Tuesday, October 13, 2015

The Russian Revolution: The Civil War

The Civil War:
When the Bolsheviks ordered land redistribution, the Russian army began to break up. Soldiers, mostly peasants, wished to go home for the redistribution and deserted. Non-Bolshevik socialists, liberals and supporters of autocracy condemned the Bolshevik uprising. Their leaders moved to south Russia and organised troops to fight the Bolsheviks (the ‘reds’). During 1918 and 1919, the .greens. (Socialist Revolutionaries) and .whites. (pro-Tsarists) controlled most of the Russian empire. They were backed by French, American, British and Japanese troops . all those forces who were worried at the growth of socialism in Russia. As these troops and the Bolsheviks fought a civil war, looting, banditry and famine became common.
Supporters of private property among .whites. took harsh steps with peasants who had seized land. Such actions led to the loss of popular support for the non-Bolsheviks.
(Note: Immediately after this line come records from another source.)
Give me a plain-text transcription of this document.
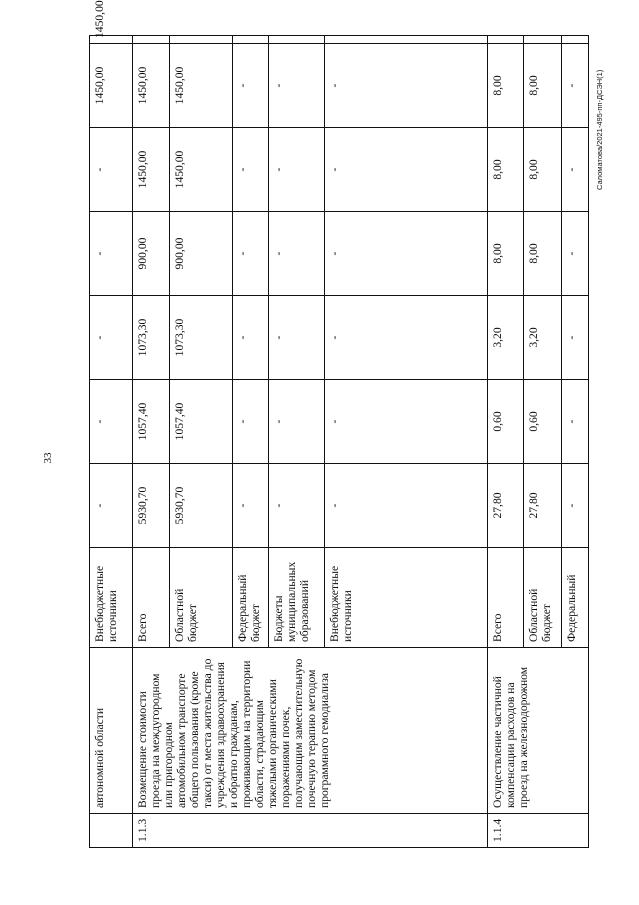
33
Саломатова/2021-495-пп-ДСЭН(1)
	автономной области	Внебюджетные источники	-	-	-	-	-	1450,00	1450,00
1.1.3	Возмещение стоимости проезда на междугородном или пригородном автомобильном транспорте общего пользования (кроме такси) от места жительства до учреждения здравоохранения и обратно гражданам, проживающим на территории области, страдающим тяжелыми органическими поражениями почек, получающим заместительную почечную терапию методом программного гемодиализа	Всего	5930,70	1057,40	1073,30	900,00	1450,00	1450,00	
		Областной бюджет	5930,70	1057,40	1073,30	900,00	1450,00	1450,00	
		Федеральный бюджет	-	-	-	-	-	-	
		Бюджеты муниципальных образований	-	-	-	-	-	-	
		Внебюджетные источники	-	-	-	-	-	-	
1.1.4	Осуществление частичной компенсации расходов на проезд на железнодорожном	Всего	27,80	0,60	3,20	8,00	8,00	8,00	
		Областной бюджет	27,80	0,60	3,20	8,00	8,00	8,00	
		Федеральный	-	-	-	-	-	-	
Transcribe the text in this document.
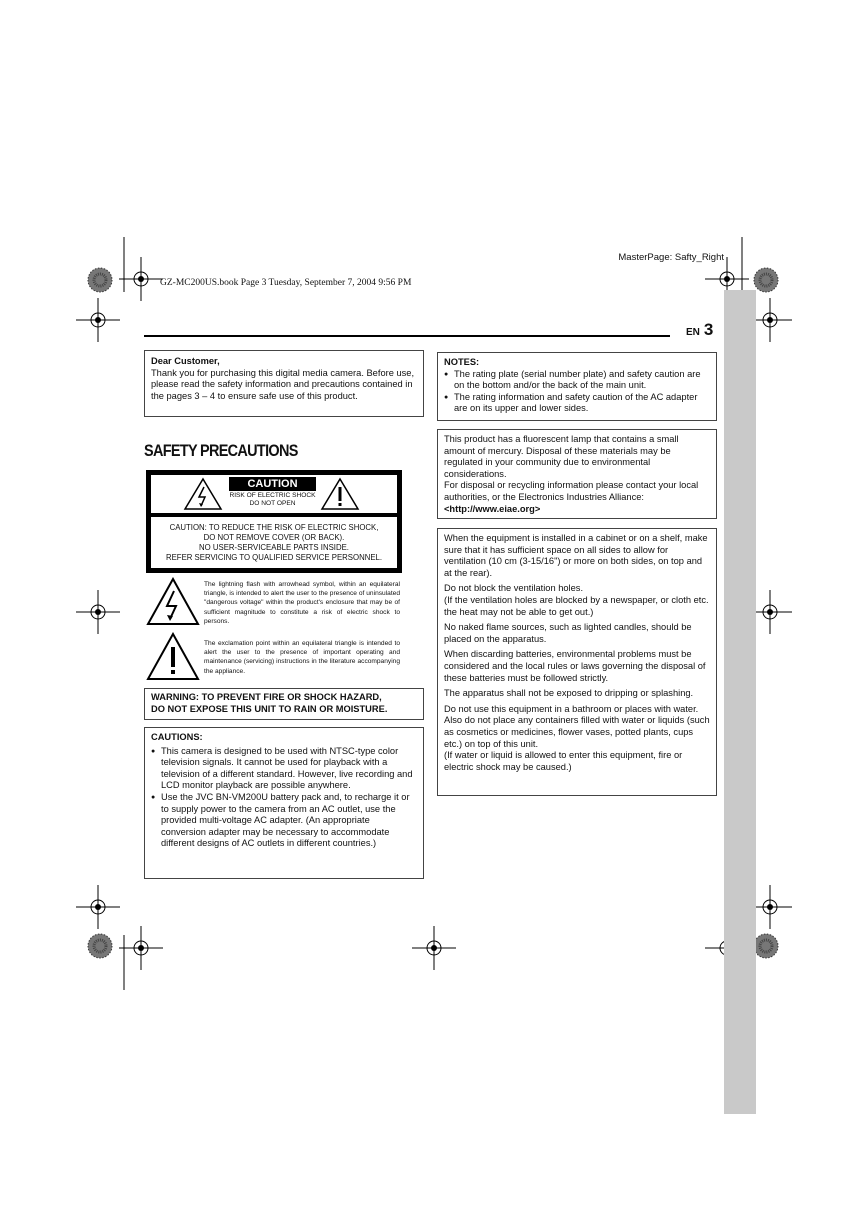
MasterPage: Safty_Right
GZ-MC200US.book Page 3 Tuesday, September 7, 2004 9:56 PM
EN 3
Dear Customer,
Thank you for purchasing this digital media camera. Before use, please read the safety information and precautions contained in the pages 3 – 4 to ensure safe use of this product.
SAFETY PRECAUTIONS
CAUTION
RISK OF ELECTRIC SHOCK
DO NOT OPEN
CAUTION: TO REDUCE THE RISK OF ELECTRIC SHOCK,
DO NOT REMOVE COVER (OR BACK).
NO USER-SERVICEABLE PARTS INSIDE.
REFER SERVICING TO QUALIFIED SERVICE PERSONNEL.
The lightning flash with arrowhead symbol, within an equilateral triangle, is intended to alert the user to the presence of uninsulated "dangerous voltage" within the product's enclosure that may be of sufficient magnitude to constitute a risk of electric shock to persons.
The exclamation point within an equilateral triangle is intended to alert the user to the presence of important operating and maintenance (servicing) instructions in the literature accompanying the appliance.
WARNING: TO PREVENT FIRE OR SHOCK HAZARD,
DO NOT EXPOSE THIS UNIT TO RAIN OR MOISTURE.
CAUTIONS:
● This camera is designed to be used with NTSC-type color television signals. It cannot be used for playback with a television of a different standard. However, live recording and LCD monitor playback are possible anywhere.
● Use the JVC BN-VM200U battery pack and, to recharge it or to supply power to the camera from an AC outlet, use the provided multi-voltage AC adapter. (An appropriate conversion adapter may be necessary to accommodate different designs of AC outlets in different countries.)
NOTES:
● The rating plate (serial number plate) and safety caution are on the bottom and/or the back of the main unit.
● The rating information and safety caution of the AC adapter are on its upper and lower sides.
This product has a fluorescent lamp that contains a small amount of mercury. Disposal of these materials may be regulated in your community due to environmental considerations.
For disposal or recycling information please contact your local authorities, or the Electronics Industries Alliance:
<http://www.eiae.org>

When the equipment is installed in a cabinet or on a shelf, make sure that it has sufficient space on all sides to allow for ventilation (10 cm (3-15/16") or more on both sides, on top and at the rear).

Do not block the ventilation holes.
(If the ventilation holes are blocked by a newspaper, or cloth etc. the heat may not be able to get out.)

No naked flame sources, such as lighted candles, should be placed on the apparatus.

When discarding batteries, environmental problems must be considered and the local rules or laws governing the disposal of these batteries must be followed strictly.

The apparatus shall not be exposed to dripping or splashing.

Do not use this equipment in a bathroom or places with water.
Also do not place any containers filled with water or liquids (such as cosmetics or medicines, flower vases, potted plants, cups etc.) on top of this unit.
(If water or liquid is allowed to enter this equipment, fire or electric shock may be caused.)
By January 1920, the Bolsheviks controlled most of the former Russian empire. They succeeded due to cooperation with non-Russian nationalities and Muslim jadidists. Cooperation did not work where Russian colonists themselves turned Bolshevik. In Khiva, in Central Asia, Bolshevik colonists brutally massacred local nationalists in the name of defending socialism. In this situation, many were confused about what the Bolshevik government represented. Partly to remedy this, most non-Russian nationalities were given political autonomy in the Soviet Union (USSR) . the state the Bolsheviks created from the Russian empire in December 1922. But since this was combined with unpopular policies that the Bolsheviks forced the local government to follow - like the harsh discouragement of nomadism (Lifestyle of those who do not live in one place but move from area to area to earn their living)- attempts to win over different nationalities were only partly successful.
Central Asia of the October Revolution: Two Views
M.N.Roy was an Indian revolutionary, a founder of the Mexican Communist Party and prominent Comintern leader in India, China and Europe. He was in Central Asia at the time of the civil war in the 1920s. He wrote:
‘The chieftain was a benevolent old man; his attendant…… a youth who….. spoke Russian….. He had heard of the Revolution, which had overthrown the Tsar and driven away the Generals who conquered the homeland of the Kirgiz. So, the Revolution meant that the Kirgiz were masters of their home again. “Long Live the Revolution” shouted the Kirgiz youth who seemed to be a born Bolshevik. The whole tribe joined’.
M.N.Roy, Memoirs (1964).
‘The Kirghiz welcomed the first revolution (ie February Revolution) with joy and the second revolution with consternation and terror….. [This] first revolution freed them from the oppression of the Tsarist regime and strengthened their hope that… autonomy would be realised. The second revolution (October Revolution) was accompanied by violence, pillage, taxes and the establishment of dictatorial power ….. Once a small group of Tsarist bureaucrats oppressed the Kirghiz. Now the same group of people….. perpetuate the same regime ....’
Kazakh  leader  in  1919,  quoted in Alexander Bennigsen and Chantal Quelquejay, Les Mouvements Nationaux chez les Musulmans de Russie, (1960).